“Waren er geen herinneringen als er geen woorden waren? Wat was er dan, buiten woorden? Er moest toch íéts zijn? Niet buiten woorden, maar erachter, aan de andere kant ervan.”
“Ik weet dat de psychologie ons modellen kan geven. Daardoor kun je leren verbanden te begrijpen en patronen te zien. En dat helpt, zeker. Maar het meeste zullen we toch nooit kunnen begrijpen. Het leven is zo paradoxaal. Wat er met ons gebeurt en hoe we daarmee omgaan, het verdriet en de dood, de blijdschap en de liefde. Geen kennis in de wereld kan jouw eenzaamheid genezen of jou bevrijden van je grootste angst”

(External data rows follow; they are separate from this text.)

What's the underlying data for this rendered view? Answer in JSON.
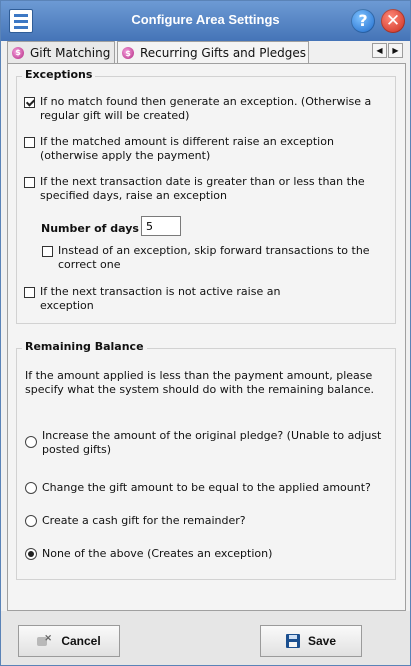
{
  "window": {
    "title": "Configure Area Settings"
  },
  "tabs": [
    {
      "label": "Gift Matching",
      "active": false
    },
    {
      "label": "Recurring Gifts and Pledges",
      "active": true
    }
  ],
  "exceptions": {
    "heading": "Exceptions",
    "no_match": {
      "label": "If no match found then generate an exception. (Otherwise a regular gift will be created)",
      "checked": true
    },
    "amount_different": {
      "label": "If the matched amount is different raise an exception (otherwise apply the payment)",
      "checked": false
    },
    "next_date": {
      "label": "If the next transaction date is greater than or less than the specified days, raise an exception",
      "checked": false
    },
    "number_of_days": {
      "label": "Number of days",
      "value": "5"
    },
    "skip_forward": {
      "label": "Instead of an exception, skip forward transactions to the correct one",
      "checked": false
    },
    "not_active": {
      "label": "If the next transaction is not active raise an exception",
      "checked": false
    }
  },
  "remaining_balance": {
    "heading": "Remaining Balance",
    "description": "If the amount applied is less than the payment amount, please specify what the system should do with the remaining balance.",
    "options": [
      {
        "label": "Increase the amount of the original pledge? (Unable to adjust posted gifts)",
        "selected": false
      },
      {
        "label": "Change the gift amount to be equal to the applied amount?",
        "selected": false
      },
      {
        "label": "Create a cash gift for the remainder?",
        "selected": false
      },
      {
        "label": "None of the above (Creates an exception)",
        "selected": true
      }
    ]
  },
  "footer": {
    "cancel_label": "Cancel",
    "save_label": "Save"
  },
  "icons": {
    "app": "settings-list-icon",
    "help": "help-icon",
    "close": "close-icon",
    "tab": "pledge-icon",
    "cancel": "cancel-icon",
    "save": "save-disk-icon"
  },
  "colors": {
    "titlebar": "#5585c6",
    "background": "#f0f0f0"
  }
}
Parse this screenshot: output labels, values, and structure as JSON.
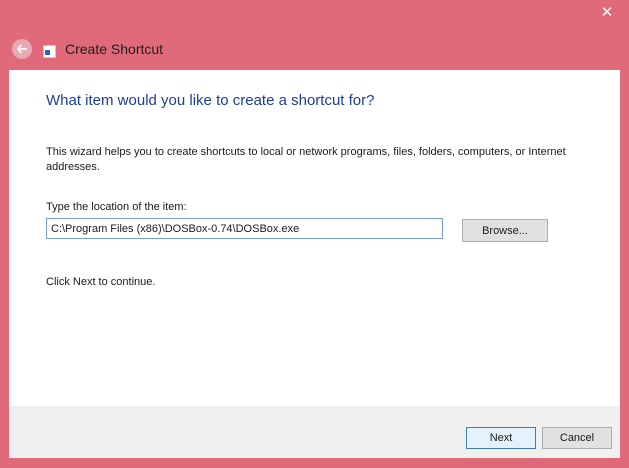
{
  "window": {
    "title": "Create Shortcut",
    "close_glyph": "✕",
    "back_glyph": "←"
  },
  "icons": {
    "back": "back-arrow-icon",
    "app": "shortcut-icon",
    "close": "close-icon"
  },
  "content": {
    "heading": "What item would you like to create a shortcut for?",
    "description": "This wizard helps you to create shortcuts to local or network programs, files, folders, computers, or Internet addresses.",
    "location_label": "Type the location of the item:",
    "location_value": "C:\\Program Files (x86)\\DOSBox-0.74\\DOSBox.exe",
    "browse_label": "Browse...",
    "hint": "Click Next to continue."
  },
  "footer": {
    "next_label": "Next",
    "cancel_label": "Cancel"
  },
  "colors": {
    "frame": "#e06a79",
    "heading": "#1c3f94",
    "footer": "#f0f0f0"
  }
}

“Er zijn ergere gevangenissen dan woorden.”
“Verliezen we soms met de komst van de woorden het vertrouwen? Het vertrouwen dat het volk in het bos wel bezit?”
“Met de komst van de woorden verliezen we het oorspronkelijke gevoel, dacht ze. Het geeft een veilig gevoel, dat is waar. Alleen de dingen die een naam hebben gekregen, worden werkelijk voor ons. Werkelijk en begrensd.”
“Een boek bestaat alleen uit woorden. En dat is het prachtige ervan. Het is misschien niet gemaakt van de stof waarvan dromen gemaakt zijn, maar wel van iets dat er vlak naast gelegen heeft.”
“De herinneringen waren zo talrijk, zo halsstarrig, dat er nauwelijks plaats was voor iets nieuws. Het werd tijd dat er wat herinneringen opgeruimd werden, aan iemand meegegeven of zo, die ze dan weer op zijn beurt in een kuil kon werpen. Een beetje weg ermee.”